The boards affected by the petition includes Boston Arts Commission, Back Bay Architectural Commission, Beacon Hill Architectural Commission, Boston Landmarks Commission, Boston Housing Authority Monitoring Committee, Freedom Trail Commission, Boston Zoning Commission, and the Boston Zoning Board of Appeal.
The Boston School Committee Nominating Panel, which was on the original list of boards will not be included.
There are currently 37 holdovers, the longest dating as far back as 2004. This Home Rule Petition would address the holdover problem by putting a limitation of the time allowed for nominations before appointment.
It will move to the State House for final approval.
O’Malley calls for a hearing to discuss extreme weather events
With extreme weather events becoming increasingly more common as a result of climate change, Boston City Councilor Matt O’Malley has asked the Boston City Council to have a hearing to evaluate Boston’s preparation, physical protective infrastructure, and local response for preparing and reacting to a catastrophic weather event.
O’Malley pointed out that in the last seven years there have been 14, once in a 100-years events and since that time it has increased to 16. Over the last 10-day period there have been two category 4 hurricanes come to the United States – never before have there been two category 4 hurricanes in the same year.
O’Malley asked that the Boston City Council discuss having annual or bi-annual meetings to check with the relative departments to see how the city is preparing or trying to mitigate future extreme weather events.

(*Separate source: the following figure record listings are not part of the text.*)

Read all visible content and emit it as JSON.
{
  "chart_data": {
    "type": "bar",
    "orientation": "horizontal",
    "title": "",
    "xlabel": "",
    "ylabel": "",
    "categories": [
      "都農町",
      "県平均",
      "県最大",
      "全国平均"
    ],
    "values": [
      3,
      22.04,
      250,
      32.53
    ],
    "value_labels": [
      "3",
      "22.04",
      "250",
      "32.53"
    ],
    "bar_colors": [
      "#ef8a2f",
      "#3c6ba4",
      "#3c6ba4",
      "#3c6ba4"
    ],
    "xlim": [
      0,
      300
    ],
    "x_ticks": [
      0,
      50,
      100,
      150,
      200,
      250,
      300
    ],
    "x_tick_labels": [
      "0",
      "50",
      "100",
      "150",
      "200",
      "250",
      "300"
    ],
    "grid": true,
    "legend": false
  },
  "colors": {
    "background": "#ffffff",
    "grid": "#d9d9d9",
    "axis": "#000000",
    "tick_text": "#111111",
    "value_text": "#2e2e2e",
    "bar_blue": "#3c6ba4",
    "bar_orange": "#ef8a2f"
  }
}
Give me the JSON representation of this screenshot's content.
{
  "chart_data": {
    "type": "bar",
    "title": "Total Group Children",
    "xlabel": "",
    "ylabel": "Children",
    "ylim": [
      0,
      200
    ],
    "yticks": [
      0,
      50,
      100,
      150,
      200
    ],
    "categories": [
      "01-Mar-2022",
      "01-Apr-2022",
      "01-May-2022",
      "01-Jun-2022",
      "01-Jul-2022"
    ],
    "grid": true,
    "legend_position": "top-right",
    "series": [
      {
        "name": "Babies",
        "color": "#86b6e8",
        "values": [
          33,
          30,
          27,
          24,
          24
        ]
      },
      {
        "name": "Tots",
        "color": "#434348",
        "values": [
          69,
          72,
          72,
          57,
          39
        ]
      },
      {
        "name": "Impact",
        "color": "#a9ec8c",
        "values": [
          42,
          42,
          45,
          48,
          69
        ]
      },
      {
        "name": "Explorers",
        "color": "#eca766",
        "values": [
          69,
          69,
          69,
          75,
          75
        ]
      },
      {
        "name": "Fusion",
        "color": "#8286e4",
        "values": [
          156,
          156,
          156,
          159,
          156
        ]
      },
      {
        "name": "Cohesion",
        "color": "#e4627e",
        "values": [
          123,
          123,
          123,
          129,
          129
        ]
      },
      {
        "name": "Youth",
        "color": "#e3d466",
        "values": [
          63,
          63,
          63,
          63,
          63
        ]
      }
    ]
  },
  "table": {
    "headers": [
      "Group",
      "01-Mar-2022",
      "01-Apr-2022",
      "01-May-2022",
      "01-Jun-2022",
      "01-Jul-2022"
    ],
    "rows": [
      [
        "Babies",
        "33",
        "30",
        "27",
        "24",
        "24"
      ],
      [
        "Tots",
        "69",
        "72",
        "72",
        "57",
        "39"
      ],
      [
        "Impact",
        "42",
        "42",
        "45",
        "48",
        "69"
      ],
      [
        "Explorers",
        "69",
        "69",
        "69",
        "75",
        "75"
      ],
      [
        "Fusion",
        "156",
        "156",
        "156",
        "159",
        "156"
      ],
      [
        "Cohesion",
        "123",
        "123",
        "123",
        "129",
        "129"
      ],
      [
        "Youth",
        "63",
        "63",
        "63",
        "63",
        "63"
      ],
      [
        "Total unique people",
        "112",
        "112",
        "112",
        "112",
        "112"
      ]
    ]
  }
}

“I know that we have evacuation routes – I’m not sure where they go but I know one goes to Dedham and the other Brookline – but we need to talk about what our plan is,” said O’Malley. “I’m not looking to politicize this but we need to check in periodically to make sure we are prepared. Until this country gets its act together on climate change we are going to see more Irma’s, Katrina’s and Sandy’s and so forth.”
Wu files “Right to Charge” Ordinance
Boston City Council President Michelle Wu filed an ordinance, which would codify the right of Boston residents to install personal electric vehicle charging stations.
“Across the country, we are seeing the devastating impacts of super storms made more destructive and more frequent by climate change,” said Wu. “It is more important than ever that our residents should be able to take advantage of every tool available to reduce their carbon footprint.”
Under the ordinance, property owners would be allowed to install an electric vehicle charging station without condominium or homeowners’ associations banning or placing unreasonable regulations on the stations.
The ordinance will spell out the rights and responsibilities of station owners, including paying for installation and electricity costs, repairing and damages to common areas caused by the station, and disclosing the existence to potential buyers.
Transportation is responsible for about 30 percent of greenhouse gas emission said Wu, and electric vehicles are one tool that Bostonians are embracing to reduce their carbon footprint. Electric vehicles produce half of the greenhouse gas emissions traditional fuel cars use and as the utility grid becomes greener so will electric vehicles said Wu.
At the hearing, Wu said that many people view electric vehicle market as a luxury item but through the work of scientists it is thought that within the next couple of years it will be more cost effective.
“As residents begin getting rid of their fuel cars and change to electric cars, how will they fuel them throughout the City with no where to charge?” asked Wu. “It’s like the chicken and the egg cycle – the City is hesitant to install new charging systems if we don’t see a demand for them.”
Wu said, as a bicyclist herself, the City will remain committed to providing other modes of transportation along with Vision Zero and other safe street concerns.
“This is just another step we need to take to fight climate change,” said Wu.
The matter was sent to the Committee on Government Operations.